90% des femmes qui ont porté plainte en 2020 pour des violences conjugales sont satisfaites de l’accueil des forces de l’ordre, selon un audit commandé par le gouvernement et présenté vendredi 5 mars par Marlène Schiappa, la ministre déléguée à la Citoyenneté. Ce chiffre confirme les premiers résultats de cette enquête qui avaient été dévoilés en février 2020.

"La réalité, c'est aussi les refus de prendre les plaintes"

"Dans ce qui nous est présenté par Marlène Schiappa, on voit bien le biais de communication", dénonce sur franceinfo Madeline Da Silva, maire adjointe aux Lilas (Seine-Saint-Denis) et militante féministe à NousToutes. "Si on ne se concentre que sur les femmes qui portent plainte, quid de toutes celles dont on a refusé de prendre la plainte ou qu'on a pu décourager ?", s'interroge-t-elle.
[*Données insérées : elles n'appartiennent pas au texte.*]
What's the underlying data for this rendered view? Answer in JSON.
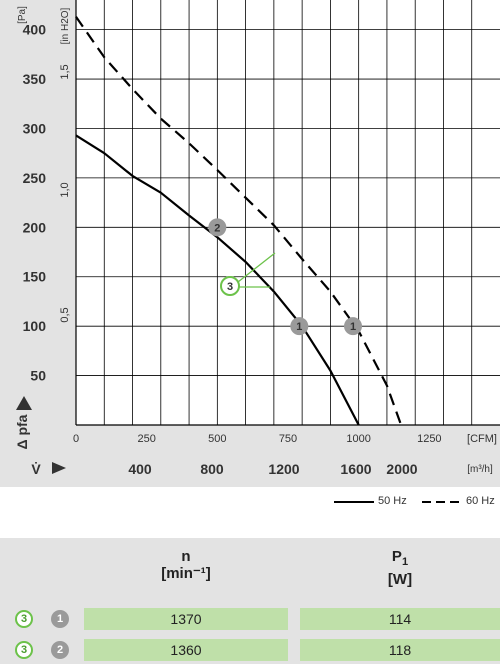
{
  "chart_data": {
    "type": "line",
    "y_unit_top": "[Pa]",
    "y2_unit_top": "[in H2O]",
    "ylabel": "Δ pfa",
    "y_ticks": [
      50,
      100,
      150,
      200,
      250,
      300,
      350,
      400
    ],
    "y2_ticks": [
      "0,5",
      "1,0",
      "1,5"
    ],
    "x_cfm_unit": "[CFM]",
    "x_cfm_ticks": [
      0,
      250,
      500,
      750,
      1000,
      1250
    ],
    "x_m3h_label": "V̇",
    "x_m3h_unit": "[m³/h]",
    "x_m3h_ticks": [
      400,
      800,
      1200,
      1600,
      2000
    ],
    "ylim": [
      0,
      430
    ],
    "xlim_cfm": [
      0,
      1500
    ],
    "series": [
      {
        "name": "50 Hz",
        "style": "solid",
        "color": "#000000",
        "x": [
          0,
          100,
          200,
          300,
          400,
          500,
          600,
          700,
          800,
          900,
          1000
        ],
        "y": [
          293,
          275,
          252,
          235,
          212,
          190,
          165,
          135,
          100,
          55,
          0
        ]
      },
      {
        "name": "60 Hz",
        "style": "dashed",
        "color": "#000000",
        "x": [
          0,
          100,
          200,
          300,
          400,
          500,
          600,
          700,
          800,
          900,
          1000,
          1100,
          1150
        ],
        "y": [
          413,
          372,
          340,
          310,
          285,
          258,
          230,
          202,
          168,
          135,
          95,
          40,
          0
        ]
      }
    ],
    "operating_points": [
      {
        "label": "1",
        "x": 790,
        "y": 100
      },
      {
        "label": "1",
        "x": 980,
        "y": 100
      },
      {
        "label": "2",
        "x": 500,
        "y": 200
      }
    ],
    "annotation": {
      "label": "3"
    },
    "legend": {
      "placement": "bottom-right"
    }
  },
  "legend": {
    "solid_label": "50 Hz",
    "dashed_label": "60 Hz"
  },
  "table": {
    "headers": [
      {
        "symbol": "n",
        "unit": "[min⁻¹]"
      },
      {
        "symbol": "P1",
        "unit": "[W]"
      }
    ],
    "rows": [
      {
        "badge_green": "3",
        "badge_gray": "1",
        "n": "1370",
        "p1": "114"
      },
      {
        "badge_green": "3",
        "badge_gray": "2",
        "n": "1360",
        "p1": "118"
      }
    ]
  }
}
Madeline Da Silva estime que "la réalité, c'est aussi les refus de prendre les plaintes alors que c'est obligatoire, le découragement, le fait de banaliser quand une femme appelle et qu'on lui dit que c'est un conflit de couple, que ça va s'arranger, que peut être, c'est juste un problème de balais cassé". Pour la membre de NousToutes, "on ne peut pas se permettre de dévaluer l'amélioration de la prise en charge des femmes victimes à travers uniquement cet aspect".

Une formation "minime" des policiers et gendarmes

L'élue de Seine-Saint-Denis attire l'attention sur la formation des forces de police et de gendarmerie sur cette question des violences faites aux femmes. "Il faut former. Aujourd'hui, la décision de formation est minime au regard du nombre de gendarmes et de policiers".

Madeleine Da Silva trouve un point d'accord avec Marlène Schiappa, au sujet des intervenantes sociales que la ministre souhaite recruter pour accompagner les victimes de harcèlement de rue et de violences sexistes et sexuelles lors de leur dépôt de plainte. "Nous aux Lilas, on a une intervenante qui fait un travail incroyable. Et on voit considérablement l'amélioration de la prise en charge, aussi parce que cette intervenante sociale prend sur elle le fait de former les brigadiers qui vont prendre les plaintes. Et elle est aussi présente lors de ses prises de plainte. Ça change tout." Mais l'élue estime que "ce n'est pas à elle (l'intervenante sociale) de faire ce travail de formation".

"Ce n'est pas une priorité du gouvernement"

L'adjointe à la mairie des Lilas attend "une démarche majeure au niveau du pays, des politiques publiques à la hauteur, de manière à former massivement". L'absence de formation, c'est, selon elle, "comme si un agent d'accueil dans une collectivité ne savait pas donner le numéro de la mairie. C'est une des missions des gendarmes et des policiers de savoir accueillir les femmes victimes de violences et les protéger". Selon elle, les personnes qui recueillent les plaintes actuellement sont "tellement dépitées, découragées par le système judiciaire qui suit, qui va en grande majorité classer les plaintes, qu'elles sont elles-mêmes démunies pour pouvoir répondre à ces femmes".

Pour Madeline Da Silva, il manque "la volonté politique" car "ce n'est pas une priorité du gouvernement" qui met, dit-elle, "sa priorité ailleurs". "On nous fait croire que c'est une grande cause. Mais la réalité, c'est qu'il ne se passe pas grand-chose. Le budget n'augmente jamais. Il augmente dans des mesures extrêmement minimes, alors qu'on veut nous faire croire qu'on est sur une grande cause", ajoute la membre de NousToutes.